This repository contains my work done during an internship as a Data Management Specialist with the REM. My job was to classify technical drawings for a large-scale project.
First of all, our database could provide us with an Excel containing the document number of all the drawings in the project (around 16,000) as well as their specific drawing number. Other information is provided, but the documentation is too often incorrect, and each drawing would have to be opened to obtain the correct information.
First, I created a macro with Power Query to perform an initial sort according to their sector (station, substation...). Next, I used Robot Process Automation (RPA) with Power Automate Desktop to automatically download drawings from each sector according to their document number.

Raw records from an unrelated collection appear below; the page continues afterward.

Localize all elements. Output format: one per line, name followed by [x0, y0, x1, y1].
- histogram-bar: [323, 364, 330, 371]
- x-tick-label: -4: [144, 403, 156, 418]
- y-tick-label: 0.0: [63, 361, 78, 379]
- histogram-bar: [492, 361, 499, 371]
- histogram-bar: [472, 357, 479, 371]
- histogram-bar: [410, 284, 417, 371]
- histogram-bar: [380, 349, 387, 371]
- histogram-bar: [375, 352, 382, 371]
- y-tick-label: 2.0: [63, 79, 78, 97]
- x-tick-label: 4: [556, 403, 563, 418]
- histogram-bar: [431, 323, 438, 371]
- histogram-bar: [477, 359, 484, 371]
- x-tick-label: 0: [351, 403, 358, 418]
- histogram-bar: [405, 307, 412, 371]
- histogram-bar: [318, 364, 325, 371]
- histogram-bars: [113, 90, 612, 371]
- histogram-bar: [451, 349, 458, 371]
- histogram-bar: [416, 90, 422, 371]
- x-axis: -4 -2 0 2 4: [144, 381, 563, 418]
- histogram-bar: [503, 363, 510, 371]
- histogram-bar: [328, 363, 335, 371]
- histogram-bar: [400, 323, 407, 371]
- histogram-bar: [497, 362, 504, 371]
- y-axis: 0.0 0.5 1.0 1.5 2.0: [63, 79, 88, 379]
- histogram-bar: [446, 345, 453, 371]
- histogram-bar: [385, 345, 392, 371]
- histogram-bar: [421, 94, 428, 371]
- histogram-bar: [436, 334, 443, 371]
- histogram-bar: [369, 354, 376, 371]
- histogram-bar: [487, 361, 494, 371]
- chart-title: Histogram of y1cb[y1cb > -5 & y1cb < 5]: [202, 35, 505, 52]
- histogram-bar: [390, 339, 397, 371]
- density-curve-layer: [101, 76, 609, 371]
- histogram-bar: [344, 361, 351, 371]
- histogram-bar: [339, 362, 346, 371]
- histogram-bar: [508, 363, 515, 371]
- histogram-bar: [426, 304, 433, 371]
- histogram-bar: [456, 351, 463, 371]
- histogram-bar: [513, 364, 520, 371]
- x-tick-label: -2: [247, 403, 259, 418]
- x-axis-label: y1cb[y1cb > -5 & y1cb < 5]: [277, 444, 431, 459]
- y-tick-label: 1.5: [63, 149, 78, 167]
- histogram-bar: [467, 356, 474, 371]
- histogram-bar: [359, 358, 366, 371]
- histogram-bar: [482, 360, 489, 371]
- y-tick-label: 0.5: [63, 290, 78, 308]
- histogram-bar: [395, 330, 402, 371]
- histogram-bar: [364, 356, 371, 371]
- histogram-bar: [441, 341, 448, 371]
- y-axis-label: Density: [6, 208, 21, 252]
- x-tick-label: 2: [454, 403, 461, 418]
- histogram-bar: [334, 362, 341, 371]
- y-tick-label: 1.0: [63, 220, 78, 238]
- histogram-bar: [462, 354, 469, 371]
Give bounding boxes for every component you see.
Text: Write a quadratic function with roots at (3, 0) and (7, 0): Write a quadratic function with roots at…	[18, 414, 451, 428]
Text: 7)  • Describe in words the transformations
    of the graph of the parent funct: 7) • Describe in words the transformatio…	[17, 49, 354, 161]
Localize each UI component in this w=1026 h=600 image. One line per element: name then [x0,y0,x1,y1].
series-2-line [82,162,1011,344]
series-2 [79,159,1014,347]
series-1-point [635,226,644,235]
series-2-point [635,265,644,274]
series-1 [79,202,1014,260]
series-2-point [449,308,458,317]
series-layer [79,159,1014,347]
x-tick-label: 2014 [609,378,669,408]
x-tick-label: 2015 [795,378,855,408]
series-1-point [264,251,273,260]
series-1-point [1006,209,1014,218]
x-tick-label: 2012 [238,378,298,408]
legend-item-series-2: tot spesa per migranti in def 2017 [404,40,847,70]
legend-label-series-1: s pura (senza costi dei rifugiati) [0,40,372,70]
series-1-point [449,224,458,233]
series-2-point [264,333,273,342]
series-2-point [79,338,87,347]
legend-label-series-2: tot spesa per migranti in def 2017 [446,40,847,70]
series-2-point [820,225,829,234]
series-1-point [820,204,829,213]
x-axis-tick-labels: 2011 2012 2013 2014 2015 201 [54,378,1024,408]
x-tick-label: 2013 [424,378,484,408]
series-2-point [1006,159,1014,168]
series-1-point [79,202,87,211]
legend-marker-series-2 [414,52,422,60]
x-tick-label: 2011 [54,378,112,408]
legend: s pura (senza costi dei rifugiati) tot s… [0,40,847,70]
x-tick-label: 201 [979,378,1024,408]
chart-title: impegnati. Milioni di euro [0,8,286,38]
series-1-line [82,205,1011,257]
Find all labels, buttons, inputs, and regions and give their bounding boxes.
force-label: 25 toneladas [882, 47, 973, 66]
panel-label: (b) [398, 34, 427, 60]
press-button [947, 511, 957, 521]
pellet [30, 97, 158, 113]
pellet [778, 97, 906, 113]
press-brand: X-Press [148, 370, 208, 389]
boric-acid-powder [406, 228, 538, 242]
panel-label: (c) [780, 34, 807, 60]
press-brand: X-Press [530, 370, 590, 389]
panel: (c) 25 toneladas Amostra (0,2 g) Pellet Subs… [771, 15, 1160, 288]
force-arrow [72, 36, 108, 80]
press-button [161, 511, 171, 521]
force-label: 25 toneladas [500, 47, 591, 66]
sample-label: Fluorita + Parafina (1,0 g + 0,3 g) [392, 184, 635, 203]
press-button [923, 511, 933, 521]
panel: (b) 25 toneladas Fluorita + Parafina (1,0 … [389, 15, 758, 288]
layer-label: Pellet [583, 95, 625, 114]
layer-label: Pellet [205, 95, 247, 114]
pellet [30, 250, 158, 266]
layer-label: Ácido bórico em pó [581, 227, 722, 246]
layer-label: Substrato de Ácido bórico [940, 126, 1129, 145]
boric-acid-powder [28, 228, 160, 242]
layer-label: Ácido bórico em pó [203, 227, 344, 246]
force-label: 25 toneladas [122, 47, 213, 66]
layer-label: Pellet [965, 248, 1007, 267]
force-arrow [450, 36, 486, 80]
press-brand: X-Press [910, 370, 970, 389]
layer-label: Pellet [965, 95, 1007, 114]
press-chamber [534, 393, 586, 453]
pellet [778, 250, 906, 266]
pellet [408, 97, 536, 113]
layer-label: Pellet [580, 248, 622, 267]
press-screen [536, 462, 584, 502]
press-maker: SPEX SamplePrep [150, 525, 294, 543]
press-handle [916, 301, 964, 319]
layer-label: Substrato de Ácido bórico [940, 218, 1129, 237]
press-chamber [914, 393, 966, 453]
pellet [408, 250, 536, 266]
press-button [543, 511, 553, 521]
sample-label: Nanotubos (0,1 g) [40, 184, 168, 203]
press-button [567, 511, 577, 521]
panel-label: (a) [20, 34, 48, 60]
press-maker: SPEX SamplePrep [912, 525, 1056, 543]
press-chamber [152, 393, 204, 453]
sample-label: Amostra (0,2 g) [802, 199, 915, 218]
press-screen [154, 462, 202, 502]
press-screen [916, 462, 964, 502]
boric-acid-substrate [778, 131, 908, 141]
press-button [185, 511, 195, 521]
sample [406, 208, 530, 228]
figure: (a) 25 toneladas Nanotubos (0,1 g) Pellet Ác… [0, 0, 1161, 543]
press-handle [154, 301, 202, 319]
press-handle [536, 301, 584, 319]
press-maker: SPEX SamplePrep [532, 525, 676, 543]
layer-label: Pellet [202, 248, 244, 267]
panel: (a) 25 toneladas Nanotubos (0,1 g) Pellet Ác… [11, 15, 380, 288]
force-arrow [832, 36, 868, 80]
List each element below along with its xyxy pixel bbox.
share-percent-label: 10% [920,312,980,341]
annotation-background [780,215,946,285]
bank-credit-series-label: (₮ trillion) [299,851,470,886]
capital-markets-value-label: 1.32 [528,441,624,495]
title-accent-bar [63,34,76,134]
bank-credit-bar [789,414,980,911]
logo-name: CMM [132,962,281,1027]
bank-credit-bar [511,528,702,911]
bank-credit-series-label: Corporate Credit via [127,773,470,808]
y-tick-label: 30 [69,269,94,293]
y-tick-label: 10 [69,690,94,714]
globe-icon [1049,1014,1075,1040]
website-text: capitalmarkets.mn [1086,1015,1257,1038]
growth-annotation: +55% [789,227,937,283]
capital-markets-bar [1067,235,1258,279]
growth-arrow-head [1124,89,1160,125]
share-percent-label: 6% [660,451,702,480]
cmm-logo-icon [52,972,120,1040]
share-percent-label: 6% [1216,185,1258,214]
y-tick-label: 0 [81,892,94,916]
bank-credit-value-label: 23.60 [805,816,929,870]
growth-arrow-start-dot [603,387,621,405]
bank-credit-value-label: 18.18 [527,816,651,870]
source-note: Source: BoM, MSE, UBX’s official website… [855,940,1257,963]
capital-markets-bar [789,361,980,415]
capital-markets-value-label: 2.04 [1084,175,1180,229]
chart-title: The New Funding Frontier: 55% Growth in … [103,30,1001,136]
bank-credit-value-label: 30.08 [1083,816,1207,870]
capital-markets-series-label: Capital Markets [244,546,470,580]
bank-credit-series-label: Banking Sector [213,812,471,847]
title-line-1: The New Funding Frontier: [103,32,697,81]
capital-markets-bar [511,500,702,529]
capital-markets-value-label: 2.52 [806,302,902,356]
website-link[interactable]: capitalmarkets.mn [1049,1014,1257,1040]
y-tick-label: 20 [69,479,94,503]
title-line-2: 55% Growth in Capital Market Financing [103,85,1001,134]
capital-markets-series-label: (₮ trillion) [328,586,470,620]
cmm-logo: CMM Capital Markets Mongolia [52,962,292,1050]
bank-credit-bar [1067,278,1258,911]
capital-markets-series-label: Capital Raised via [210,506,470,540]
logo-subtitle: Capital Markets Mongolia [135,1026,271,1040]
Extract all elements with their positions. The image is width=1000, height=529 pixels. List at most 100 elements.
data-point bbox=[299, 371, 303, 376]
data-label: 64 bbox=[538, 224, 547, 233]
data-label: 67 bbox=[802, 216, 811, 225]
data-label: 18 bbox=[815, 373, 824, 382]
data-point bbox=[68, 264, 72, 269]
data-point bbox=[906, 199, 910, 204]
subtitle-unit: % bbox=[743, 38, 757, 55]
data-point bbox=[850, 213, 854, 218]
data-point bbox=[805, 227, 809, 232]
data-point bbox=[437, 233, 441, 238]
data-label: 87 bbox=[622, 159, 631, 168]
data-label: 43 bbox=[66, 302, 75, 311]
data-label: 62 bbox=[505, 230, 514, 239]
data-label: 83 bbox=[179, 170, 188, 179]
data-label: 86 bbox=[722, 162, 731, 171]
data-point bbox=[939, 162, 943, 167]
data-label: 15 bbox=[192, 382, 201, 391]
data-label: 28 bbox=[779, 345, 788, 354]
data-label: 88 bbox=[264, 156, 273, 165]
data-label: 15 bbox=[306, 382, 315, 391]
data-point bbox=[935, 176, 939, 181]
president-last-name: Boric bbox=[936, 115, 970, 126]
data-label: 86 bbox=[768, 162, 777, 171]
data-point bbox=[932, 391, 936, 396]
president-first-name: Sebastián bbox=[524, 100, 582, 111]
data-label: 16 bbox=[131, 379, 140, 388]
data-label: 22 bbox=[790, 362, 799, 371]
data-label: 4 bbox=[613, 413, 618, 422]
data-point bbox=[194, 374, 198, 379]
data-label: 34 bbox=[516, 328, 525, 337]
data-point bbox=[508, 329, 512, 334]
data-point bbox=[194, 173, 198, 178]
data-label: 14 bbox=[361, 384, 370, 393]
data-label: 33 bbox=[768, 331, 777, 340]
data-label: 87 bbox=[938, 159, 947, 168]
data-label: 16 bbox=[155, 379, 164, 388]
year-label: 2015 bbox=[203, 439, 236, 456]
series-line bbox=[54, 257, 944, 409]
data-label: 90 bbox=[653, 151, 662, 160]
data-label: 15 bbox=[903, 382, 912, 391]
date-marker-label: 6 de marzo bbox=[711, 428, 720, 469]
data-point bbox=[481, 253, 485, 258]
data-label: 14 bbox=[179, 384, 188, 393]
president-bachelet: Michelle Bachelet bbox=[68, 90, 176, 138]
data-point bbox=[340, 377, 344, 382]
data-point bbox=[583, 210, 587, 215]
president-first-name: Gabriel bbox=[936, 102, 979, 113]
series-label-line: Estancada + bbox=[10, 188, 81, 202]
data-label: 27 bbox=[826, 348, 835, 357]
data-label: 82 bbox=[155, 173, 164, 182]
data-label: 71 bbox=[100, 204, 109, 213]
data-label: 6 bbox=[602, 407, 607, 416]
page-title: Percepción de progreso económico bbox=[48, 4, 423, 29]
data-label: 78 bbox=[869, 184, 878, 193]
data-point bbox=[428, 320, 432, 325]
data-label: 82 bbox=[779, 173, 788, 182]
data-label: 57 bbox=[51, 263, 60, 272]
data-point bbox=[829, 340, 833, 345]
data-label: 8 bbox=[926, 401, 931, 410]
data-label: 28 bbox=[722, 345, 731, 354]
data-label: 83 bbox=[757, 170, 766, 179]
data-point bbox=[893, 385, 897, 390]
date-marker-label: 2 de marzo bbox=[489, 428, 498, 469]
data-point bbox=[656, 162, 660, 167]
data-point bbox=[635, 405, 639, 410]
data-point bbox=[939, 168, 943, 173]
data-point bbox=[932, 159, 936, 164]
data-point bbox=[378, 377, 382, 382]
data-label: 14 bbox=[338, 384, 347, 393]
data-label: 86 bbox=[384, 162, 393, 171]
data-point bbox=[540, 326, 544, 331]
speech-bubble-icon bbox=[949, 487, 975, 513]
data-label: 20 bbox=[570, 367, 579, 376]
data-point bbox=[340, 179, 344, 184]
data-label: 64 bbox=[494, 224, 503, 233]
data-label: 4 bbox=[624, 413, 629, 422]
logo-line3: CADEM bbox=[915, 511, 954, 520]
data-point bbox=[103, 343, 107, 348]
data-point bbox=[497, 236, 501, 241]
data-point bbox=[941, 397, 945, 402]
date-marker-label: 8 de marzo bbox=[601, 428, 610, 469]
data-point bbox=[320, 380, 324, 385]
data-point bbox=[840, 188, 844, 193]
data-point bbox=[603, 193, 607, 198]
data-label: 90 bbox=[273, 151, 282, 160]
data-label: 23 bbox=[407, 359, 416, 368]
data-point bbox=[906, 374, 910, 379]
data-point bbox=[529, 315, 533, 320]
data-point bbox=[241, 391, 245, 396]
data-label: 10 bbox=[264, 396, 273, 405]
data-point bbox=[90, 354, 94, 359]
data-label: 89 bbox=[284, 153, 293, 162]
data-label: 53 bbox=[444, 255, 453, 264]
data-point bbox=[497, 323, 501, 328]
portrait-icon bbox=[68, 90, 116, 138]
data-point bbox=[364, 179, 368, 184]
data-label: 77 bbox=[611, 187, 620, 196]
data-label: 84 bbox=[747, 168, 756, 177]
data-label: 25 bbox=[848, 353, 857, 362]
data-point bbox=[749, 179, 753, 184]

After that, I trained an artificial intelligence with AI Builder to read the information directly from the drawings using Optical Character Recognition (OCR). I used it on a Power Automate workflow so that by transferring the drawings previously downloaded with RPA to a specified folder, an Excel file will be created containing all the information read by OCR. To make it easier for a user to use this feature, I developed an application via Power Apps allowing drawings to be transferred and the Excel with drawing data to be obtained on the same interface. Finally, Python code was used to perform a second sort according to the data in the Excel using the CSV library. It compares the drawings in two sectors and outputs whether any drawings contain outliers, whether there are duplicates, and which drawing types are not in one of the two sectors.